You and I had a brief conversation a while ago, on Twitter I believe, where you mentioned disliking ambiguity. At the time, it didn't make sense to me, as I felt like an advocate and cultivator of ambiguity. After reading this, however, I see what you mean completely. The ambiguity as I had conceived of it was one that existed in between-- between friendship and love, love and lust, devotion and freedom. But in order to obtain this ambiguity, this precision you've described here, this analytic eye toward yourself and toward relationships, is vital and necessary.

avflox 7 pts

Mmm, just because I write pretty poetry doesn't mean I don't cut with the precision of a surgeon, sugar.

drumdance 5 pts

So you don't hook up, except when you do. IOW like all of us and particularly women you are driven by emotions aka "a connection."

Emotions can be stimulated, manipulated even. I suspect the reason you didn't hook up is less about your rational decisions and more because your would-be paramour needs to work on his game. Even asking you why you didn't hook-up is itself bad game.

Laracolvin 5 pts

Ambiguity is the enemy of connection. If we are going to form those bonds that fulfill us, we need to be aware of what we expect in the future, be precise in communicating this and intolerant of ambiguity in regard to it.

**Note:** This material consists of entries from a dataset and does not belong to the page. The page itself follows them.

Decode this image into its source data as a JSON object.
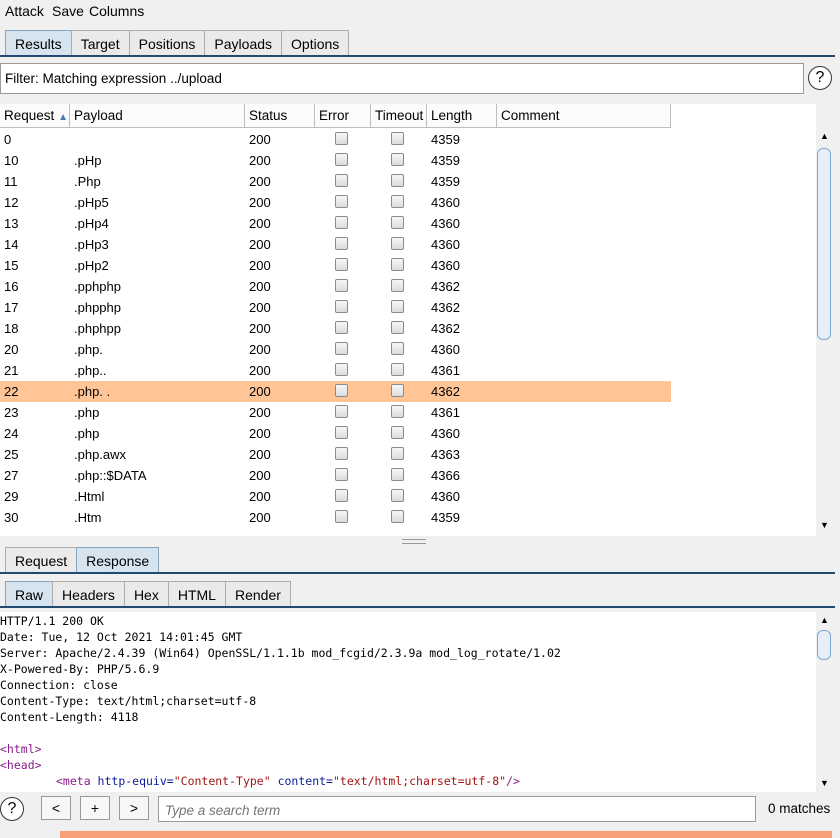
{
  "menu": [
    "Attack",
    "Save",
    "Columns"
  ],
  "tabs": [
    "Results",
    "Target",
    "Positions",
    "Payloads",
    "Options"
  ],
  "filter": {
    "text": "Filter: Matching expression ../upload"
  },
  "table": {
    "headers": [
      "Request",
      "Payload",
      "Status",
      "Error",
      "Timeout",
      "Length",
      "Comment"
    ],
    "sort_indicator": "▲",
    "rows": [
      {
        "request": "0",
        "payload": "",
        "status": "200",
        "length": "4359"
      },
      {
        "request": "10",
        "payload": ".pHp",
        "status": "200",
        "length": "4359"
      },
      {
        "request": "11",
        "payload": ".Php",
        "status": "200",
        "length": "4359"
      },
      {
        "request": "12",
        "payload": ".pHp5",
        "status": "200",
        "length": "4360"
      },
      {
        "request": "13",
        "payload": ".pHp4",
        "status": "200",
        "length": "4360"
      },
      {
        "request": "14",
        "payload": ".pHp3",
        "status": "200",
        "length": "4360"
      },
      {
        "request": "15",
        "payload": ".pHp2",
        "status": "200",
        "length": "4360"
      },
      {
        "request": "16",
        "payload": ".pphphp",
        "status": "200",
        "length": "4362"
      },
      {
        "request": "17",
        "payload": ".phpphp",
        "status": "200",
        "length": "4362"
      },
      {
        "request": "18",
        "payload": ".phphpp",
        "status": "200",
        "length": "4362"
      },
      {
        "request": "20",
        "payload": ".php.",
        "status": "200",
        "length": "4360"
      },
      {
        "request": "21",
        "payload": ".php..",
        "status": "200",
        "length": "4361"
      },
      {
        "request": "22",
        "payload": ".php. .",
        "status": "200",
        "length": "4362",
        "selected": true
      },
      {
        "request": "23",
        "payload": ".php",
        "status": "200",
        "length": "4361"
      },
      {
        "request": "24",
        "payload": ".php",
        "status": "200",
        "length": "4360"
      },
      {
        "request": "25",
        "payload": ".php.awx",
        "status": "200",
        "length": "4363"
      },
      {
        "request": "27",
        "payload": ".php::$DATA",
        "status": "200",
        "length": "4366"
      },
      {
        "request": "29",
        "payload": ".Html",
        "status": "200",
        "length": "4360"
      },
      {
        "request": "30",
        "payload": ".Htm",
        "status": "200",
        "length": "4359"
      }
    ]
  },
  "req_resp_tabs": [
    "Request",
    "Response"
  ],
  "view_tabs": [
    "Raw",
    "Headers",
    "Hex",
    "HTML",
    "Render"
  ],
  "response_lines": [
    "HTTP/1.1 200 OK",
    "Date: Tue, 12 Oct 2021 14:01:45 GMT",
    "Server: Apache/2.4.39 (Win64) OpenSSL/1.1.1b mod_fcgid/2.3.9a mod_log_rotate/1.02",
    "X-Powered-By: PHP/5.6.9",
    "Connection: close",
    "Content-Type: text/html;charset=utf-8",
    "Content-Length: 4118"
  ],
  "html_lines": {
    "html": "<html>",
    "head": "<head>",
    "meta_open": "<meta ",
    "meta_attr1": "http-equiv=",
    "meta_val1": "\"Content-Type\"",
    "meta_attr2": " content=",
    "meta_val2": "\"text/html;charset=utf-8\"",
    "meta_close": "/>"
  },
  "search": {
    "prev": "<",
    "add": "+",
    "next": ">",
    "placeholder": "Type a search term",
    "matches": "0 matches"
  },
  "help_glyph": "?",
  "colors": {
    "selected_row": "#ffc597",
    "tab_active": "#d6e4ef",
    "divider": "#224a6e"
  }
}
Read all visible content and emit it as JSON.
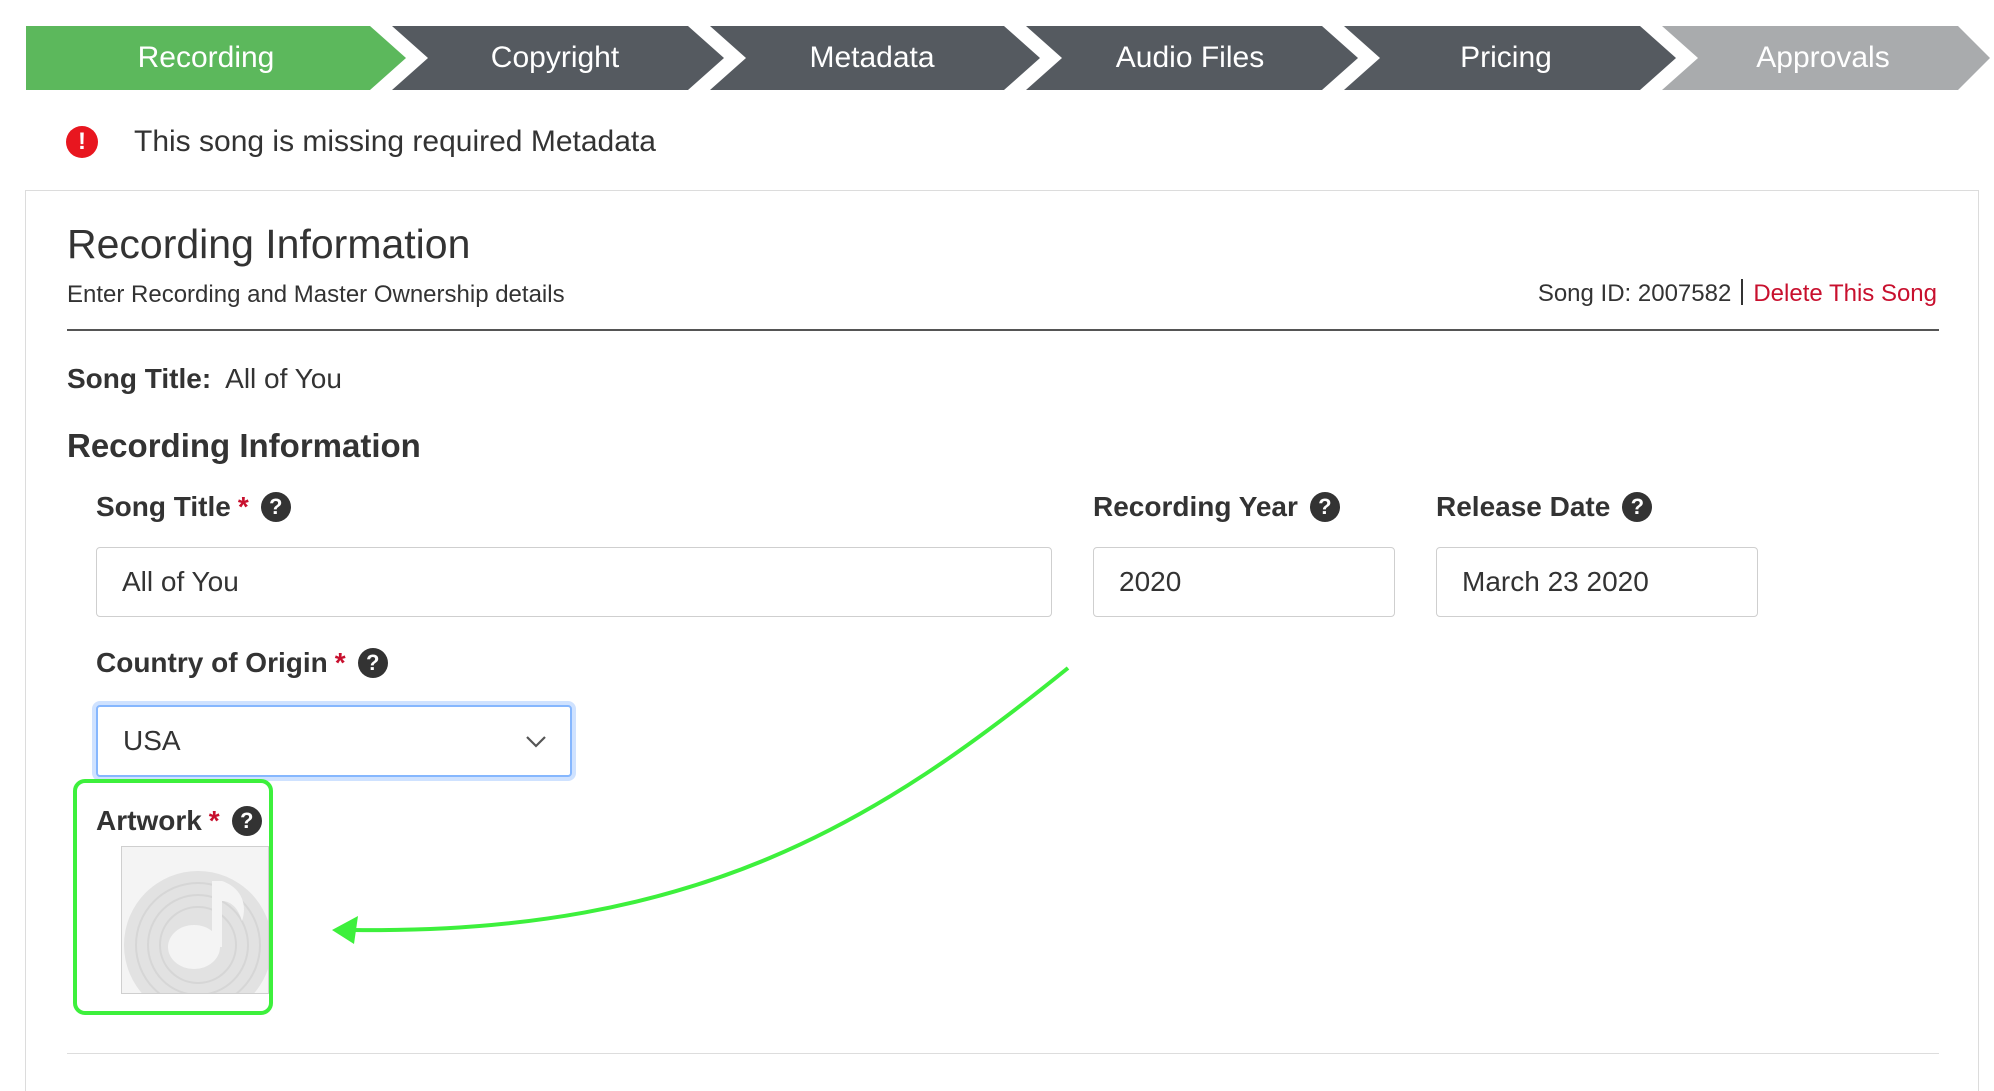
{
  "stepper": {
    "steps": [
      {
        "label": "Recording",
        "state": "active",
        "color": "#5cb85c"
      },
      {
        "label": "Copyright",
        "state": "complete",
        "color": "#555a60"
      },
      {
        "label": "Metadata",
        "state": "complete",
        "color": "#555a60"
      },
      {
        "label": "Audio Files",
        "state": "complete",
        "color": "#555a60"
      },
      {
        "label": "Pricing",
        "state": "complete",
        "color": "#555a60"
      },
      {
        "label": "Approvals",
        "state": "pending",
        "color": "#a9abad"
      }
    ]
  },
  "alert": {
    "icon": "exclamation-circle-icon",
    "text": "This song is missing required Metadata",
    "color": "#e8161f"
  },
  "panel": {
    "title": "Recording Information",
    "subtitle": "Enter Recording and Master Ownership details",
    "song_id": "Song ID: 2007582",
    "delete_label": "Delete This Song",
    "summary_label": "Song Title:",
    "summary_value": "All of You",
    "section_title": "Recording Information"
  },
  "form": {
    "song_title": {
      "label": "Song Title",
      "required": "*",
      "value": "All of You"
    },
    "recording_year": {
      "label": "Recording Year",
      "value": "2020"
    },
    "release_date": {
      "label": "Release Date",
      "value": "March 23 2020"
    },
    "country": {
      "label": "Country of Origin",
      "required": "*",
      "value": "USA"
    },
    "artwork": {
      "label": "Artwork",
      "required": "*",
      "placeholder_icon": "music-disc-icon"
    }
  },
  "annotation": {
    "highlight_color": "#3df03c"
  }
}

Amen, sister. I know for me that ambiguity has provided too many painful opportunities to see what I wanted to see rather than what was. Learning to honor the intolerance of it is a necessary, if arduous, process.

Oh - and may I just tell you how much I love reading pieces where the author uses lie/lay correctly...grammatical nerdy bliss heaven it is!

Lara

( http://www.notionsofidentity.com )

Notions of Identity ( http://www.notionsofidentity.com )

moonfever0 5 pts

Love your analogies and I agree that knowing where you stand emotionally is vital.  It's certainly stopped me before and makes the eventual real hookup that much more meaningful.

Ginger Leigh 5 pts

Indeed!  It is SO important to know where you stand when it comes to hook ups or even when you are in a "friends with benefits" situation, etc.  If you know that you want more (emotionally) than the other person, perhaps you should walk away.  If you stick around, you have no one to blame for the heart ache.  These things are always easier said than done, of course. 

Otherwise, hookups should be enjoyed for what they are and they are not for anyone else to judge!

http://sextoysforladies.com/

cathych 5 pts

I turned 20 in the eighties.  I had a great job, and several strong relationships. Hook ups were rare, but for me what seemed like the freedom to express myself sexually without any strings attatched always ended up making me feel like I had given up an important piece of myself.

I have finally realized that sex is not just about love. It can be about lust, it can be about escape, it can be about commitment, it can be about friendship, it can be a refuge.  If you have sex with someone, you do not have to give up a piece of yourself. You are just giving and receiving at that place and time.